Pre-IPO Profits

How to Handle Silicon Valley’s Rising Valuations

How to Handle Silicon Valley’s Rising Valuations
By Adam Sharp
Date February 16, 2021
Share

It’s getting a little crazy out there in some pockets of the startup investing world. All the Series A deals I’ve seen lately have been much more expensive than they were even a year ago. I recently saw a fast-growing software company raising a Series A with just a few million dollars of revenue. But its valuation was more than $1 billion. 

I continue to prefer seed and pre-seed rounds for investments. The valuations (and traction) are far lower in those rounds — and low valuations increase the chance for upside down the road. 

I also continue to prefer opportunities outside of the San Francisco Bay area (SFBA). The vast majority of VCs are still based in SFBA. And that pushes up prices for any competitive round there crazily. Prices are far less inflated in other areas of the country.

As a non-SFBA guy, most of my big winners are outside of California. Shipbob is in Chicago. Cleartax is based in India. And Cabify is in South America.
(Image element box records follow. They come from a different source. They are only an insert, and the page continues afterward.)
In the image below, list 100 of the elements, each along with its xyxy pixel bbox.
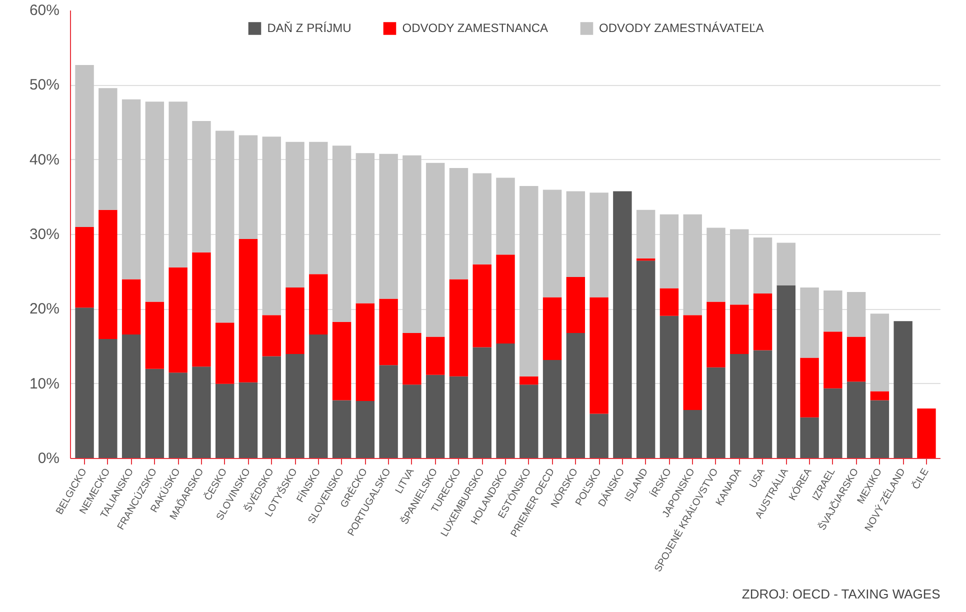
bar xyxy=(472,264,492,348)
bar xyxy=(496,178,515,255)
bar xyxy=(449,168,468,280)
bar xyxy=(753,293,772,350)
bar xyxy=(776,242,796,286)
bar xyxy=(917,408,936,458)
bar xyxy=(145,102,164,302)
y-tick-label: 10% xyxy=(29,375,60,392)
bar xyxy=(542,297,562,360)
legend-label: ODVODY ZAMESTNANCA xyxy=(402,21,548,35)
bar xyxy=(706,367,726,458)
bar xyxy=(356,303,375,402)
bar xyxy=(660,214,679,288)
bar xyxy=(426,374,445,458)
bar xyxy=(706,228,726,302)
bar xyxy=(870,400,890,458)
bar xyxy=(660,316,679,458)
bar xyxy=(168,372,188,458)
bar xyxy=(122,99,141,280)
bar xyxy=(356,153,375,304)
bar xyxy=(730,229,749,305)
bar xyxy=(683,214,702,316)
y-tick-label: 60% xyxy=(29,2,60,19)
bar xyxy=(75,65,94,228)
bar xyxy=(636,210,656,258)
bar xyxy=(309,274,328,335)
bar xyxy=(449,279,468,376)
y-tick-label: 0% xyxy=(38,450,60,467)
bar xyxy=(98,339,118,458)
bar xyxy=(426,162,445,337)
bar xyxy=(613,191,632,458)
bar xyxy=(800,358,819,418)
bar xyxy=(846,292,866,337)
bar xyxy=(496,344,515,458)
legend-label: ODVODY ZAMESTNÁVATEĽA xyxy=(599,21,764,35)
bar xyxy=(730,354,749,458)
bar xyxy=(216,322,234,384)
bar xyxy=(590,414,608,458)
bar xyxy=(894,321,912,458)
bar xyxy=(286,288,304,354)
bar xyxy=(472,347,492,458)
bar xyxy=(192,121,211,252)
bar xyxy=(566,277,586,334)
bar xyxy=(98,210,118,340)
y-tick-label: 50% xyxy=(29,76,60,94)
bar xyxy=(776,285,796,458)
bar xyxy=(286,142,304,288)
text: ZDROJ: OECD - TAXING WAGES xyxy=(742,586,941,602)
bar xyxy=(145,368,164,458)
bar xyxy=(402,333,422,385)
bar xyxy=(145,302,164,369)
bar xyxy=(800,417,819,458)
bar xyxy=(122,334,141,458)
bar xyxy=(309,142,328,274)
bar xyxy=(846,382,866,458)
bar xyxy=(753,237,772,294)
y-tick-label: 40% xyxy=(29,151,60,168)
bar xyxy=(846,336,866,382)
bar xyxy=(753,350,772,458)
bar xyxy=(870,391,890,400)
bar xyxy=(824,388,842,458)
bar xyxy=(472,173,492,264)
bar xyxy=(192,252,211,367)
bar xyxy=(379,365,398,458)
bar xyxy=(356,401,375,458)
bar xyxy=(168,267,188,373)
bar xyxy=(122,279,141,335)
bar xyxy=(238,135,258,239)
bar xyxy=(496,254,515,344)
bar xyxy=(660,288,679,316)
bar xyxy=(590,297,608,414)
bar xyxy=(870,314,890,392)
bar xyxy=(426,336,445,375)
bar xyxy=(520,384,538,458)
legend-label: DAŇ Z PRÍJMU xyxy=(267,21,352,35)
bar xyxy=(262,136,281,316)
bar xyxy=(636,260,656,458)
bar xyxy=(800,288,819,358)
y-tick-label: 30% xyxy=(29,226,60,243)
bar xyxy=(216,130,234,323)
bar xyxy=(402,155,422,334)
bar xyxy=(332,400,352,458)
bar xyxy=(590,192,608,298)
bar xyxy=(730,304,749,354)
bar xyxy=(286,354,304,458)
bar xyxy=(238,238,258,382)
y-tick-label: 20% xyxy=(29,300,60,318)
bar xyxy=(706,302,726,368)
bar xyxy=(262,315,281,356)
bar xyxy=(216,384,234,458)
bar xyxy=(332,146,352,322)
bar xyxy=(98,88,118,210)
bar xyxy=(824,332,842,388)
bar xyxy=(238,382,258,458)
bar xyxy=(168,102,188,268)
bar xyxy=(566,333,586,458)
bar xyxy=(402,384,422,458)
bar xyxy=(542,360,562,458)
bar xyxy=(520,186,538,376)
bar xyxy=(520,376,538,385)
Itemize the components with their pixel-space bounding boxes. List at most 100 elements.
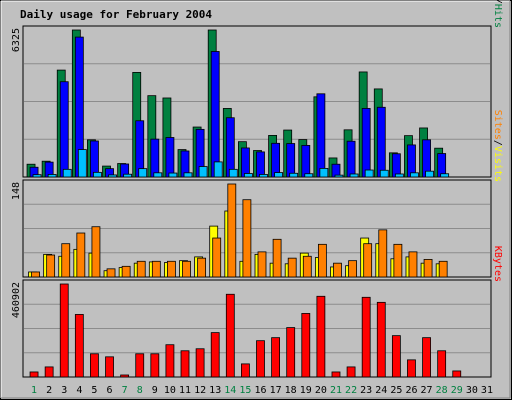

FabFitFun is in California — but it’s in Los Angeles, not the SFBA. I have a few nice investments from the SFBA — like Density — but I invested in that one very early (pre-seed). 

In summary, I’m looking for early-stage startups outside of California. That’s where my interests lie today because that’s where I see the most opportunity. Trying to compete inside the SFBA as an outsider is tough. It’s much easier in the rest of the country.